## Heatmaps: Tensor Embedding Layers
### Overview
The image presents six heatmaps, arranged in a 2x3 grid. Each heatmap represents a tensor embedding (TE) layer – specifically, the 1st, 2nd, and 3rd layers – for both Left (L) and Right (R) sides, as well as a Center (C) view. The heatmaps visualize the relationships between values on a 0-180 scale for both the x and y axes. Each heatmap has a black arrow pointing to the upper-right corner.
### Components/Axes
Each heatmap shares the following components:
* **X-axis:** Labeled "0" to "180" with approximately 10 tick marks.
* **Y-axis:** Labeled "0" to "180" with approximately 10 tick marks.
* **Title:** Indicates the layer number (1st, 2nd, or 3rd) and the view (TE-L, TE-R, or TE-C).
* **Color Scale:** The heatmaps use a color gradient ranging from dark purple (low values) to bright magenta (high values). There is no explicit legend, but the color intensity represents the magnitude of the values.
### Detailed Analysis or Content Details
**1st layer TE-L:**
The heatmap shows a diagonal pattern with higher intensity (magenta) along the main diagonal. There are also several horizontal and vertical lines of varying intensity. The pattern appears somewhat chaotic, but with a clear concentration of higher values along the diagonal.
**2nd layer TE-L:**
Similar to the 1st layer, this heatmap also exhibits a diagonal pattern with higher intensity along the main diagonal. However, the pattern appears more structured and less chaotic than the 1st layer. There are more distinct horizontal and vertical lines.
**3rd layer TE-L:**
This heatmap shows a very strong diagonal pattern with a very high intensity (bright magenta) along the main diagonal. The horizontal and vertical lines are also more pronounced and structured.
**1st layer TE-R:**
This heatmap displays a similar pattern to the 1st layer TE-L, with a diagonal concentration of higher values. The pattern is also somewhat chaotic, but with a clear diagonal emphasis.
**2nd layer TE-R:**
Similar to the 2nd layer TE-L, this heatmap shows a more structured diagonal pattern with higher intensity along the main diagonal. The horizontal and vertical lines are more distinct.
**3rd layer TE-R:**
This heatmap exhibits a very strong diagonal pattern with a very high intensity along the main diagonal, similar to the 3rd layer TE-L. The horizontal and vertical lines are also more pronounced.
**1st layer TE-C:**
This heatmap shows a pattern of vertical lines with varying intensity. The diagonal pattern is less prominent compared to the TE-L and TE-R views.
**2nd layer TE-C:**
This heatmap displays a pattern of vertical lines with varying intensity. The lines appear more distinct and structured than in the 1st layer TE-C.
**3rd layer TE-C:**
This heatmap shows a pattern of vertical lines with varying intensity. The lines are very distinct and structured, with a clear separation between them.
### Key Observations
* **Diagonal Dominance (TE-L & TE-R):** The TE-L and TE-R views consistently show a strong diagonal pattern, indicating a correlation between values along the main diagonal.
* **Layer Progression:** As the layer number increases (1st to 3rd), the diagonal pattern becomes more pronounced and structured in the TE-L and TE-R views.
* **Vertical Lines (TE-C):** The TE-C view consistently displays a pattern of vertical lines, suggesting a different type of relationship between values.
* **Arrow Placement:** The black arrows in each heatmap consistently point to the upper-right corner, potentially indicating a direction of increasing values or a specific feature of the embedding.
### Interpretation
The heatmaps likely represent the output of a tensor embedding process, possibly within a neural network or machine learning model. The different views (L, R, C) could correspond to different aspects or perspectives of the embedded data.
The strong diagonal patterns in the TE-L and TE-R views suggest that the embedding process is capturing correlations between features or elements along the main diagonal.

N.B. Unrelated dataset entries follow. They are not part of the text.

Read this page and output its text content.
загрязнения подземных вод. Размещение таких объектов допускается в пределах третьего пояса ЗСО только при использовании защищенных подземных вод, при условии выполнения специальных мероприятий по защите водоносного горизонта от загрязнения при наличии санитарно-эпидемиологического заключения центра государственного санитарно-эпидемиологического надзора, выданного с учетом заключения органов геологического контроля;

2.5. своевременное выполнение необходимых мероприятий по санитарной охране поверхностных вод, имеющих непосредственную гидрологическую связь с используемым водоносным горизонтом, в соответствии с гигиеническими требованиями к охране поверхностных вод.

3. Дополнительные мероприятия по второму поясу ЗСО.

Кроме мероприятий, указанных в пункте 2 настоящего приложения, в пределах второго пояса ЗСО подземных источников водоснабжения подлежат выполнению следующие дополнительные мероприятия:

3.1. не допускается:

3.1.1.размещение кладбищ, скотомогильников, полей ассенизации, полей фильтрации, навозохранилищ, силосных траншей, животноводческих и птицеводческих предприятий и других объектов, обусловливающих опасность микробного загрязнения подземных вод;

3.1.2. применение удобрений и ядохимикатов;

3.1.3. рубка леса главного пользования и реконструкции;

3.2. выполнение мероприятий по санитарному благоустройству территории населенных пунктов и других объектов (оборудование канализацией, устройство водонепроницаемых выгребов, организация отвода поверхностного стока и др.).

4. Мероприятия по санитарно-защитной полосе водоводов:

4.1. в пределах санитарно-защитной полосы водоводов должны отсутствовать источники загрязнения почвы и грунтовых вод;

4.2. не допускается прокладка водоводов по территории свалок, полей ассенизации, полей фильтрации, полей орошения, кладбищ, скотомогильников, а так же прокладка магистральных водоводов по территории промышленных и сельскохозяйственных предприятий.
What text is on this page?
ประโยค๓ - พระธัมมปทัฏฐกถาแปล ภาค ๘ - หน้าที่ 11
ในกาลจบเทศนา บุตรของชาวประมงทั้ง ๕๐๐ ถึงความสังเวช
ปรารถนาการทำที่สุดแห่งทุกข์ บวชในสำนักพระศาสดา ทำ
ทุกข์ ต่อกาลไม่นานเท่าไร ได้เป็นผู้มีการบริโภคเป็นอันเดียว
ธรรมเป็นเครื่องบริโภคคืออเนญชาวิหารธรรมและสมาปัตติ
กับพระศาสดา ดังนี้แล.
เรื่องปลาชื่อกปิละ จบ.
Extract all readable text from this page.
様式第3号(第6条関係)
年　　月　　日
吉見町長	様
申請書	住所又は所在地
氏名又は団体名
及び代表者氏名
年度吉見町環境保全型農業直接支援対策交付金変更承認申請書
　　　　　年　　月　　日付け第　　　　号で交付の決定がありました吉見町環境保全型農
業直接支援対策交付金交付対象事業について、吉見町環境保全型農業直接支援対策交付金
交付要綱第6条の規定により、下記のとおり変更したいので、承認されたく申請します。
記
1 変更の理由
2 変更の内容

The increasing structure and intensity of the diagonal pattern as the layer number increases indicate that the embedding is becoming more refined and focused on these correlations.
The vertical line patterns in the TE-C view suggest a different type of relationship, possibly representing distinct categories or features. The increasing structure of the vertical lines as the layer number increases indicates that the embedding is becoming more capable of distinguishing between these categories.
The arrows pointing to the upper-right corner could indicate that higher values represent a specific feature or characteristic of the embedded data.
Overall, the heatmaps demonstrate a complex and structured embedding process that is capturing different types of relationships between values. The different views and layer numbers provide insights into the evolution and refinement of the embedding.